Islam Monira, Lee Tan
Department of Electrical and Electronic Engineering, Khulna University of Engineering & Technology, Khulna, 9203, Bangladesh.
Department of Electronic Engineering, The Chinese University of Hong Kong, Shatin, New Territory, Hong Kong.
Brain Inform. 2025 Aug 2;12(1):19. doi: 10.1186/s40708-025-00265-y.

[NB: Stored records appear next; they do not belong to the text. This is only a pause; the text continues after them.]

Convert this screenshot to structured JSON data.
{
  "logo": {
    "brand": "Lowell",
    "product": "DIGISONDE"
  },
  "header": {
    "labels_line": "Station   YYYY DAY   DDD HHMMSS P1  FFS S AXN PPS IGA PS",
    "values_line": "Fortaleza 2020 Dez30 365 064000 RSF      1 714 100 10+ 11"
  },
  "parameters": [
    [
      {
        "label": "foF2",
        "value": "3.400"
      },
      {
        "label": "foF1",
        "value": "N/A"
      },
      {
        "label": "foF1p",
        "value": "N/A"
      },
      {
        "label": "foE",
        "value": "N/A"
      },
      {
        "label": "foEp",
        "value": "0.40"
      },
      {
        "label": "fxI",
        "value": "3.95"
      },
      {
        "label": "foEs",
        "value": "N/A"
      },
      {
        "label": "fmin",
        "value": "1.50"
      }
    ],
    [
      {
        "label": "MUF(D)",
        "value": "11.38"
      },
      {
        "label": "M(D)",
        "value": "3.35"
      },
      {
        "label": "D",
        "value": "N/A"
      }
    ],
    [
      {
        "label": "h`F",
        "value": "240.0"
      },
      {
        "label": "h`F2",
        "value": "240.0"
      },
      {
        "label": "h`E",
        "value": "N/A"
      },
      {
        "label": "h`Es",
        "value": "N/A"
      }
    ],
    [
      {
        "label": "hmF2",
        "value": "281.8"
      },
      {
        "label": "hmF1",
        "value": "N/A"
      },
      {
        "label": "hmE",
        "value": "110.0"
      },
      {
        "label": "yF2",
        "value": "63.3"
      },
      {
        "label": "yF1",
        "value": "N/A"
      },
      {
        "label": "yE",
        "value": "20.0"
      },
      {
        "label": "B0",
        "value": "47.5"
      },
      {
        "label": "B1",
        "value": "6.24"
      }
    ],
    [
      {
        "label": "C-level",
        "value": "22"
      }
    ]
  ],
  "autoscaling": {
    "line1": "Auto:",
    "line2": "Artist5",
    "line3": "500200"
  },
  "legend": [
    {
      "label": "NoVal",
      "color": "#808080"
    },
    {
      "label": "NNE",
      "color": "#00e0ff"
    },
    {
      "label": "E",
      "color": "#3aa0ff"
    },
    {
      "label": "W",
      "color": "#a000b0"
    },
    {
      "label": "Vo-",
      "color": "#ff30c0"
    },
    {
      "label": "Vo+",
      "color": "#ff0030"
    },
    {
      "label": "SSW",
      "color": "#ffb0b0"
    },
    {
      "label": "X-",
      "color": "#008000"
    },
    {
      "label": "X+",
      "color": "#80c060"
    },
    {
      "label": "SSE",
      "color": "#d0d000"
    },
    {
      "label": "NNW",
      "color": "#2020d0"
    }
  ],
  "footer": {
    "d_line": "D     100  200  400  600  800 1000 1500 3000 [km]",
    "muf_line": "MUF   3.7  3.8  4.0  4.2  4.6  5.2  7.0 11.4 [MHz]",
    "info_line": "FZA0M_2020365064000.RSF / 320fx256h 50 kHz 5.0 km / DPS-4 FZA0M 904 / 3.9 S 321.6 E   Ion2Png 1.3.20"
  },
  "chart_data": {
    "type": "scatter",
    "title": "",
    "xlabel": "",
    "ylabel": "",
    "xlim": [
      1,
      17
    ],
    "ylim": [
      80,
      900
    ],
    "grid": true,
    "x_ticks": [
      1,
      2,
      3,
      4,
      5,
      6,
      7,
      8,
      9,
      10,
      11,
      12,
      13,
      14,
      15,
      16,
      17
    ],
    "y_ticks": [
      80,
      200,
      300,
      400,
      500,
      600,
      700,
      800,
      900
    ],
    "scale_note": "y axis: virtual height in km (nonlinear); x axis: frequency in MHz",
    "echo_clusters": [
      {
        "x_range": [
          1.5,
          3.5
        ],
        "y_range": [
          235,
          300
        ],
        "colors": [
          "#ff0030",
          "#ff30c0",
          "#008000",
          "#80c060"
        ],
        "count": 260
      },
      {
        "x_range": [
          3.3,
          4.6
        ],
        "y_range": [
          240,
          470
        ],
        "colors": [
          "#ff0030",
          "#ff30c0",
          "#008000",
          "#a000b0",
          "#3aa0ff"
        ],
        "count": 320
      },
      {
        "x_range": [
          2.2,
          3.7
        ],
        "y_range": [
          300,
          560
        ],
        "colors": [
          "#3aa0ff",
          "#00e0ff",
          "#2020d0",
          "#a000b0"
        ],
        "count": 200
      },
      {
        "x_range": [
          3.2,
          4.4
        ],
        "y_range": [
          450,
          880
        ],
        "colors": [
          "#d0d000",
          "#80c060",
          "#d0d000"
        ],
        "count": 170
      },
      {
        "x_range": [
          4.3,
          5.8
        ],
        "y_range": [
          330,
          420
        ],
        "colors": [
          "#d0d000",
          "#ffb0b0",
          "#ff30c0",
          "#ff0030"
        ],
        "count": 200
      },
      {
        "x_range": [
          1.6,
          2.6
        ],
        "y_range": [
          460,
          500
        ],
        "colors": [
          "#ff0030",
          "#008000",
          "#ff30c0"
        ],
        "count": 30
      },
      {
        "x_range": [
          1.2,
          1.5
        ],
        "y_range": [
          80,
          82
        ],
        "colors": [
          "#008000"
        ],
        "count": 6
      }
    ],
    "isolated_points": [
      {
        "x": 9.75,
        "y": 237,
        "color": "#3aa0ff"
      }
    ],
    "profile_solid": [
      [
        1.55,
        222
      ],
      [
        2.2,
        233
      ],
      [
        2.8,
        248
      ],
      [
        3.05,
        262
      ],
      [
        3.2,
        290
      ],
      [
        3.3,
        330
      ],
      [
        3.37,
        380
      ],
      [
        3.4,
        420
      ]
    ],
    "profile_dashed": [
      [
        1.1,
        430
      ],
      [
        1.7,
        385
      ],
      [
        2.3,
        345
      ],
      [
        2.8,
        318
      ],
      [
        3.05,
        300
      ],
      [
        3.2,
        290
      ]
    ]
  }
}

Emotion is an integral part of human cognitive processes and behaviors. Automatic detection and classification of human emotion has been a goal of applied research. This study presents an approach to detecting emotion from multivariate electroencephalogram (EEG) with signal processing methods applied in the temporal, spectral, and spatial domains. In this work, the noise-assisted multivariate empirical mode decomposition (NA-MEMD) is applied to EEG to extract a set of narrow-band intrinsic mode functions (IMF), upon which spectral analysis and spatial connectivity analysis are performed. Applying Hilbert spectral analysis to those IMFs results in the marginal Hilbert spectrum (MHS). MHS is computed for each EEG channel to obtain the spectral energy of each segment. The spectral energy across multiple EEG channels within the same segment is aggregated while the consecutive frames are stacked to give spectral-temporal feature representation. Again, connectivity analysis is performed at each instant with a non-linear measure named phase locking value (PLV) to construct the connectivity map containing spatial-temporal features. A 2D CNN-BiLSTM is adopted to perform emotion detection with the MHS and the PLV features. On classifying high versus low states in valence, arousal, dominance, and liking, PLV showed better performance than MHS with 97.61%, 96.09%, 96.75%, and 97.23% accuracy, respectively, for DEAP dataset. Meanwhile, the highest accuracy of 94.71% is attained on 4-class task. PLV of high oscillatory IMFs outperforms the reported systems with conventional EEG features.
情感是人类认知过程和行为的一个组成部分。人类情感的自动检测和分类一直是应用研究的一个目标。本研究提出了一种利用在时间、频谱和空间域中应用的信号处理方法从多变量脑电图(EEG)中检测情感的方法。在这项工作中,将噪声辅助多变量经验模式分解(NA-MEMD)应用于EEG,以提取一组窄带固有模式函数(IMF),并在此基础上进行频谱分析和空间连通性分析。对这些IMF应用希尔伯特频谱分析得到边际希尔伯特谱(MHS)。计算每个EEG通道的MHS以获得每个片段的频谱能量。同一片段内多个EEG通道的频谱能量进行聚合,同时将连续的帧堆叠起来以给出频谱-时间特征表示。同样,在每个时刻使用一种名为锁相值(PLV)的非线性度量进行连通性分析,以构建包含时空特征的连通性图。采用二维卷积神经网络-双向长短期记忆网络(2D CNN-BiLSTM)利用MHS和PLV特征进行情感检测。在对效价、唤醒度、优势度和喜爱度的高状态与低状态进行分类时,对于DEAP数据集,PLV分别以97.61%、96.09%、96.75%和97.23%的准确率表现优于MHS。同时,在4类任务上达到了94.71%的最高准确率。高振荡IMF的PLV优于具有传统EEG特征的已报道系统。